Significant interaction between wild oat density and the N rate for oilseed rape yield showed that N was an important factor in the weed crop competition. Generally, weeds have a large nutrient demand and they will absorb as much or more than crops (Zimdhal 2007). Similarly, Daugovish et al. (2002) found that canola was a poor competitor with wild oat and it was not able to suppress wild oat reproduction effectively. We found that, wild oat was better able to exploit the added nitrogen and thus could obtain a superior competitiveness over the oilseed rape. A negative wheat yield response to nitrogen at high wild oat density has also been found (Carlson and Hill 1985, Ghadiri et al. 2008).However, this is in contrast to the results obtained by Blackshaw and Brandt (2008) who reported that wild oat competitiveness was uninfluenced by N fertilizer rate. Since wild oat seedlings are initially taller than oilseed rape, they can suppress the crop’s production by competing effectively at the early stage of oilseed rape development (Chow and Dorrell 1979). Additionally, the lag phase in oilseed rape elongation is likely responsible for its lower competitiveness versus wild oat. This could also be associated with tillering ability of wild oat as well as its superior elevation above the canopy of oilseed rape that may make them better competitors over the crop for light (Daugovish et al. 2002, Vasilakoglou and Dhima 2012).

Wild oat dry weight in the high density was higher under high N conditions than under low N conditions, showing that high level of N application was not able to increase competitive ability of oilseed rape in the present study. In our study, the best description of the relationship between wild oat density and biomass was provided by quadratic model. It have been also reported that the quadratic model is the best fit for the relationship between density and wild mustard (Naderi and Ghadiri 2011) and wild radish (Raphanus raphanistrum) (Blackshaw et al. 2002) dry weight in oilseed rape. In contrast, linear model have been reported as the best fit for the relationship between weed density and dry weight in barley (H. vulgare) (Scursoni and Satorre 2005) and in field pea (Pisum sativum L.) (Vasilakoglou and Dhima 2012).
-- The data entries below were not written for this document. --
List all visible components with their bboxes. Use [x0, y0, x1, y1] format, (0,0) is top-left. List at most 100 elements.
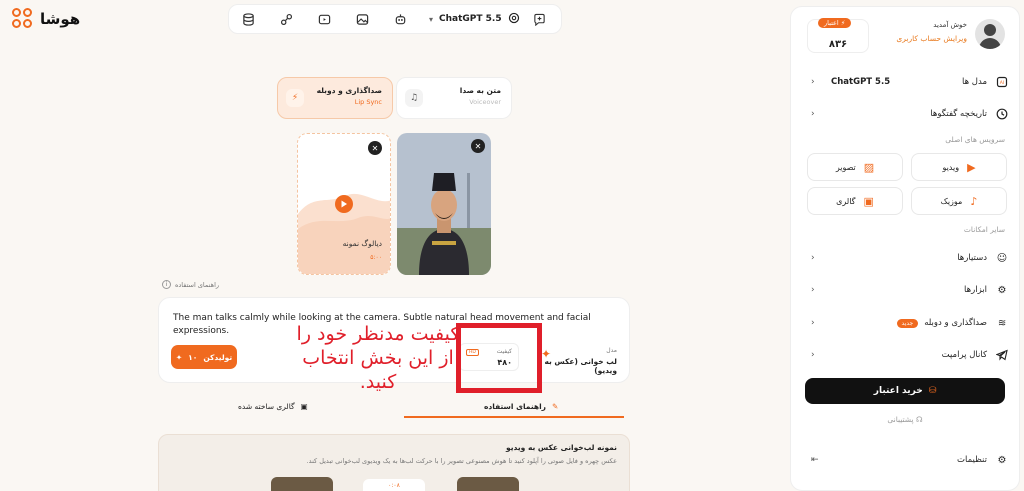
model-selector-label: ChatGPT 5.5 — [439, 14, 502, 24]
sidebar-item-label: صداگذاری و دوبله — [924, 318, 987, 328]
generate-label: تولیدکن — [203, 352, 233, 362]
collapse-sidebar-icon[interactable]: ⇤ — [811, 455, 819, 465]
chevron-down-icon: ▾ — [429, 14, 434, 24]
gallery-icon: ▣ — [863, 194, 874, 208]
credit-value: ۸۳۶ — [828, 39, 848, 50]
profile-section: خوش آمدید ویرایش حساب کاربری ⚡ اعتبار ۸۳… — [801, 15, 1009, 55]
database-icon[interactable] — [236, 7, 260, 31]
tab-guide-label: راهنمای استفاده — [484, 401, 546, 411]
logo-text: هوشا — [40, 10, 81, 28]
coins-icon: ⛁ — [928, 386, 937, 396]
logo-icon — [12, 8, 34, 30]
sidebar-item-history[interactable]: تاریخچه گفتگوها ‹ — [801, 103, 1009, 125]
chevron-left-icon: ‹ — [811, 350, 815, 360]
gallery-icon: ▣ — [300, 401, 308, 411]
tab-gallery[interactable]: ▣ گالری ساخته شده — [238, 394, 308, 418]
robot-icon[interactable] — [388, 7, 412, 31]
chat-plus-icon[interactable] — [527, 7, 551, 31]
sample-label: دیالوگ نمونه — [342, 239, 382, 248]
headset-icon: ☊ — [915, 415, 923, 424]
sidebar-item-settings[interactable]: ⚙ تنظیمات ⇤ — [801, 449, 1009, 471]
logo[interactable]: هوشا — [12, 8, 80, 30]
annotation-highlight-box — [456, 323, 542, 393]
service-music-button[interactable]: ♪ موزیک — [911, 187, 1007, 215]
content-tabs: ▣ گالری ساخته شده ✎ راهنمای استفاده — [158, 394, 630, 420]
example-title: نمونه لب‌خوانی عکس به ویدیو — [506, 443, 617, 452]
example-subtitle: عکس چهره و فایل صوتی را آپلود کنید تا هو… — [306, 457, 617, 465]
example-audio-duration: ۰:۰۸ — [388, 482, 400, 489]
play-icon[interactable] — [335, 195, 353, 213]
image-icon[interactable] — [350, 7, 374, 31]
service-image-button[interactable]: ▨ تصویر — [807, 153, 903, 181]
service-video-button[interactable]: ▶ ویدیو — [911, 153, 1007, 181]
tab-gallery-label: گالری ساخته شده — [238, 401, 295, 411]
support-label: پشتیبانی — [887, 415, 914, 424]
new-badge: جدید — [896, 318, 919, 328]
active-tab-indicator — [404, 416, 624, 418]
image-icon: ▨ — [863, 160, 875, 174]
waveform-icon: ≋ — [997, 317, 1007, 329]
tools-icon[interactable] — [274, 7, 298, 31]
close-icon[interactable]: ✕ — [368, 141, 382, 155]
sidebar-item-label: کانال پرامپت — [941, 350, 987, 360]
sidebar-item-prompt-channel[interactable]: کانال پرامپت ‹ — [801, 344, 1009, 366]
sidebar-models-value: ChatGPT 5.5 — [831, 77, 891, 87]
sidebar-item-label: مدل ها — [962, 77, 987, 87]
other-features-heading: سایر امکانات — [963, 225, 1005, 234]
top-toolbar: ▾ ChatGPT 5.5 — [228, 4, 562, 34]
example-video-thumb[interactable] — [457, 477, 519, 491]
sparkle-icon: ✦ — [175, 352, 183, 362]
ai-chip-icon: AI — [995, 75, 1009, 89]
svg-text:AI: AI — [1000, 80, 1004, 86]
model-dropdown[interactable]: مدل لب خوانی (عکس به ویدیو) ✦ — [533, 343, 623, 375]
sidebar-item-label: تنظیمات — [957, 455, 987, 465]
close-icon[interactable]: ✕ — [471, 139, 485, 153]
pen-icon: ✎ — [551, 401, 559, 411]
video-icon[interactable] — [312, 7, 336, 31]
support-link[interactable]: ☊ پشتیبانی — [805, 415, 1005, 424]
mode-card-lipsync[interactable]: صداگذاری و دوبله Lip Sync ⚡ — [277, 77, 393, 119]
service-image-label: تصویر — [835, 162, 856, 172]
video-icon: ▶ — [967, 160, 976, 174]
model-selector[interactable]: ▾ ChatGPT 5.5 — [429, 12, 520, 27]
service-video-label: ویدیو — [942, 162, 960, 172]
info-icon: i — [162, 280, 171, 289]
credit-box[interactable]: ⚡ اعتبار ۸۳۶ — [807, 18, 869, 53]
annotation-text: کیفیت مدنظر خود را از این بخش انتخاب کنی… — [296, 323, 460, 393]
sample-duration: ۵:۰۰ — [370, 254, 382, 261]
voice-icon: ♫ — [405, 89, 423, 107]
generate-button[interactable]: تولیدکن ۱۰ ✦ — [171, 345, 237, 369]
service-gallery-button[interactable]: ▣ گالری — [807, 187, 903, 215]
service-music-label: موزیک — [940, 196, 963, 206]
service-gallery-label: گالری — [836, 196, 856, 206]
telegram-icon — [995, 348, 1009, 362]
avatar[interactable] — [975, 19, 1005, 49]
example-audio[interactable]: ۰:۰۸ — [363, 479, 425, 491]
credit-badge: ⚡ اعتبار — [818, 18, 852, 28]
greeting: خوش آمدید — [933, 21, 967, 29]
portrait-photo[interactable]: ✕ — [397, 133, 491, 275]
usage-guide-link[interactable]: i راهنمای استفاده — [162, 280, 219, 289]
generate-cost: ۱۰ — [188, 352, 198, 362]
sidebar-item-assistants[interactable]: ☺ دستیارها ‹ — [801, 247, 1009, 269]
star-icon: ✦ — [541, 347, 552, 361]
robot-icon: ☺ — [996, 252, 1008, 264]
chevron-left-icon: ‹ — [811, 318, 815, 328]
tab-guide[interactable]: ✎ راهنمای استفاده — [484, 394, 558, 418]
sidebar-item-label: تاریخچه گفتگوها — [930, 109, 987, 119]
gear-icon: ⚙ — [997, 454, 1007, 466]
lipsync-icon: ⚡ — [286, 89, 304, 107]
example-result-thumb[interactable] — [271, 477, 333, 491]
sidebar-item-dubbing[interactable]: ≋ صداگذاری و دوبله جدید ‹ — [801, 312, 1009, 334]
music-icon: ♪ — [970, 194, 978, 208]
buy-credit-button[interactable]: ⛁ خرید اعتبار — [805, 378, 1005, 404]
audio-sample-card[interactable]: دیالوگ نمونه ۵:۰۰ ✕ — [297, 133, 391, 275]
sidebar-item-tools[interactable]: ⚙ ابزارها ‹ — [801, 279, 1009, 301]
sidebar-item-models[interactable]: AI مدل ها ChatGPT 5.5 ‹ — [801, 71, 1009, 93]
main-services-heading: سرویس های اصلی — [945, 135, 1005, 144]
example-card: نمونه لب‌خوانی عکس به ویدیو عکس چهره و ف… — [158, 434, 630, 491]
chevron-left-icon: ‹ — [811, 109, 815, 119]
edit-account-link[interactable]: ویرایش حساب کاربری — [896, 34, 967, 43]
buy-credit-label: خرید اعتبار — [873, 386, 923, 396]
mode-card-tts[interactable]: متن به صدا Voiceover ♫ — [396, 77, 512, 119]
Weed dry weight data also indicated that there was a high intraspecific weed competition at higher weed density. Although both lower N rate and intraspecific competition had negative effect on wild oat growth, the weed was still able to produce a considerable number of tillers and vigorous seeds. This is indicating that wild oat possesses a notable adaptive plasticity and can allocate a greater proportion of its resource toward reproductive organs even under resource shortage conditions and, thus, it may increase the competitive ability of the weed over the crop.
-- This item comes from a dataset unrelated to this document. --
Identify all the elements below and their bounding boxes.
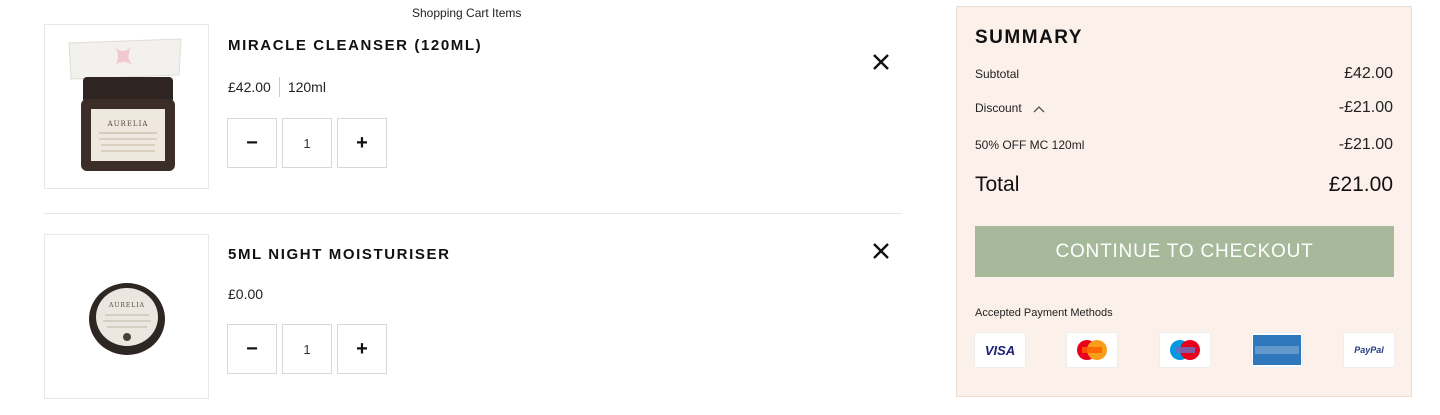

Our results showed that wild oat could cause major yield losses in oilseed rape. Additionally, increased nitrogen rates caused an increase in oilseed rape grain yield but no significant difference between 100 and 150 kg N/ha was found. Since weed competition with crops can be affected by N rate application, soil fertility manipulation should be noted as an important component of integrated weed management. These findings confirm that wild oat is highly responsive to higher N rates and thus could be stronger competitors at higher N fertilizer rates. Furthermore, it can produce a considerable biomass and seed at various densities and N rates. Thus, effective weed management should be done to reduce wild oat populations and to prevent its seed production in crops preceding oilseed rape as well as to control the weed at early season in the crop fields. Future works should investigate whether different methods of fertilization, e.g., placement and/or timing, could affect oilseed rape grain yield and/ or wild oat growth and as a result weed-crop interaction.